Towards Optical Frequency Standard based on Lutetium Ion
POSTER
Abstract
A lutetium ($^{176}$Lu$^+$) ion offers multiple advantageous as a promising candidate as an optical frequency standard, these include (i) multiple optical clock transitions, (ii) long excited state lifetimes (up to $\sim$ 1 week), (iii) low sensitivity to magnetic field, (iv) low blackbody-radiation shift, (v) low second-order Doppler shift. Furthermore, it has the prospect of a multi-ion operation working at a ``magic'' radio-frequency (RF) where the two important shifts (i.e. second-order Doppler shift and AC Stark shift) due to micromotion are exactly canceled. Here, we report progress on establishing clock operation on a small linear Coulomb crystal of $^{176}$Lu$^+$. We also present high-accuracy measurements of the 577 nm $^1S_0$ $\leftrightarrow$ $^1D_2$ clock transition from which we extract hyperfine splittings. Hyperfine structure constants associated with the nuclear magnetic octupole and electric hexadecapole (16) moments are considered.
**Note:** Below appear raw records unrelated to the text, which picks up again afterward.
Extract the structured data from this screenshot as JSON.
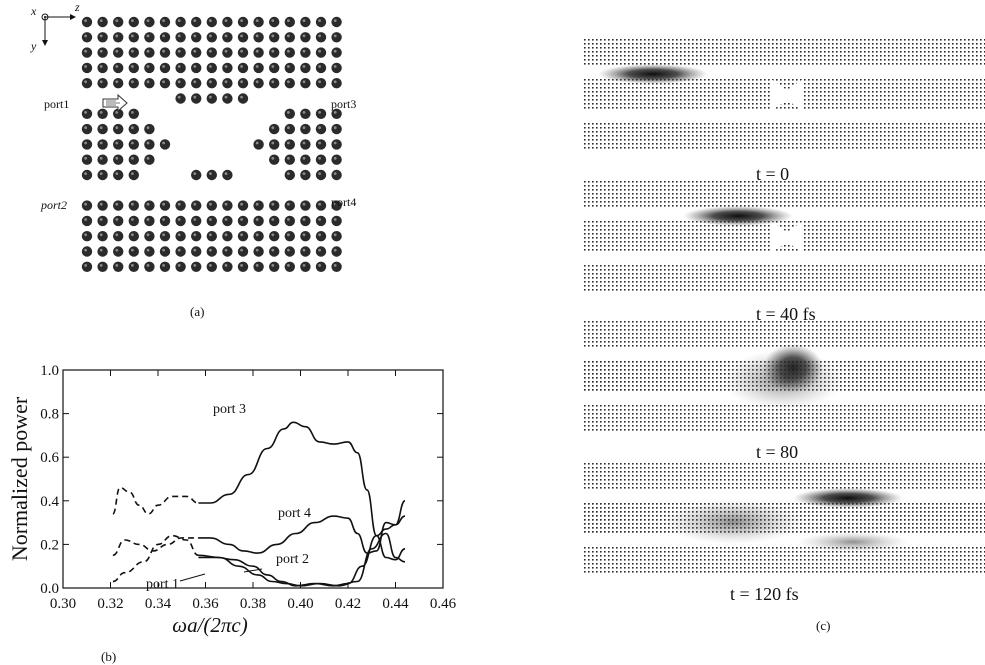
{
  "panel_a": {
    "axis_x": "x",
    "axis_z": "z",
    "axis_y": "y",
    "ports": {
      "port1": "port1",
      "port2": "port2",
      "port3": "port3",
      "port4": "port4"
    },
    "caption": "(a)"
  },
  "panel_b": {
    "caption": "(b)"
  },
  "panel_c": {
    "caption": "(c)",
    "frames": [
      {
        "label": "t = 0",
        "pulses": "incoming pulse in upper-left waveguide"
      },
      {
        "label": "t = 40 fs"
      },
      {
        "label": "t = 80"
      },
      {
        "label": "t = 120 fs"
      }
    ]
  },
  "chart_data": {
    "type": "line",
    "xlabel": "ωa/(2πc)",
    "ylabel": "Normalized power",
    "xlim": [
      0.3,
      0.46
    ],
    "ylim": [
      0.0,
      1.0
    ],
    "xticks": [
      "0.30",
      "0.32",
      "0.34",
      "0.36",
      "0.38",
      "0.40",
      "0.42",
      "0.44",
      "0.46"
    ],
    "yticks": [
      "0.0",
      "0.2",
      "0.4",
      "0.6",
      "0.8",
      "1.0"
    ],
    "series": [
      {
        "name": "port 3",
        "style": "solid",
        "x": [
          0.357,
          0.362,
          0.37,
          0.378,
          0.386,
          0.393,
          0.397,
          0.402,
          0.408,
          0.414,
          0.42,
          0.424,
          0.428,
          0.432,
          0.436,
          0.44,
          0.444
        ],
        "y": [
          0.39,
          0.39,
          0.43,
          0.52,
          0.64,
          0.73,
          0.76,
          0.74,
          0.67,
          0.66,
          0.67,
          0.62,
          0.45,
          0.24,
          0.14,
          0.13,
          0.18
        ]
      },
      {
        "name": "port 4",
        "style": "solid",
        "x": [
          0.357,
          0.362,
          0.37,
          0.376,
          0.382,
          0.39,
          0.398,
          0.406,
          0.414,
          0.42,
          0.424,
          0.428,
          0.432,
          0.436,
          0.44,
          0.444
        ],
        "y": [
          0.23,
          0.23,
          0.2,
          0.17,
          0.16,
          0.2,
          0.25,
          0.3,
          0.33,
          0.32,
          0.25,
          0.16,
          0.17,
          0.3,
          0.29,
          0.33
        ]
      },
      {
        "name": "port 2",
        "style": "solid",
        "x": [
          0.357,
          0.365,
          0.372,
          0.38,
          0.386,
          0.392,
          0.398,
          0.406,
          0.414,
          0.42,
          0.426,
          0.432,
          0.436,
          0.44,
          0.444
        ],
        "y": [
          0.14,
          0.14,
          0.13,
          0.1,
          0.06,
          0.03,
          0.01,
          0.02,
          0.01,
          0.02,
          0.1,
          0.24,
          0.27,
          0.29,
          0.4
        ]
      },
      {
        "name": "port 1",
        "style": "solid",
        "x": [
          0.357,
          0.366,
          0.374,
          0.382,
          0.388,
          0.394,
          0.4,
          0.408,
          0.416,
          0.424,
          0.43,
          0.436,
          0.44,
          0.444
        ],
        "y": [
          0.15,
          0.14,
          0.1,
          0.06,
          0.03,
          0.02,
          0.01,
          0.02,
          0.01,
          0.03,
          0.18,
          0.25,
          0.14,
          0.12
        ]
      },
      {
        "name": "port 3 (low freq)",
        "style": "dashed",
        "x": [
          0.321,
          0.324,
          0.328,
          0.332,
          0.336,
          0.34,
          0.346,
          0.352,
          0.357
        ],
        "y": [
          0.34,
          0.46,
          0.44,
          0.38,
          0.34,
          0.38,
          0.42,
          0.42,
          0.39
        ]
      },
      {
        "name": "port 4 (low freq)",
        "style": "dashed",
        "x": [
          0.321,
          0.326,
          0.332,
          0.338,
          0.344,
          0.35,
          0.357
        ],
        "y": [
          0.15,
          0.22,
          0.2,
          0.17,
          0.2,
          0.23,
          0.23
        ]
      },
      {
        "name": "port 1 (low freq)",
        "style": "dashed",
        "x": [
          0.321,
          0.326,
          0.334,
          0.34,
          0.346,
          0.352,
          0.357
        ],
        "y": [
          0.03,
          0.07,
          0.12,
          0.2,
          0.24,
          0.22,
          0.15
        ]
      }
    ],
    "annotations": [
      "port 3",
      "port 4",
      "port 2",
      "port 1"
    ]
  }
}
An often-overlooked systematic shift due to a transverse AC Zeeman effect associated with the trapping RF is also discussed; an evaluation method based on Autler-Townes splitting is experimentally demonstrated.
*Supported by National Research Foundation, Prime Ministers Office, Singapore and Ministry of Education, Singapore. Also supported by A*STAR and the Lee Kuan Yew postdoctoral fellowship.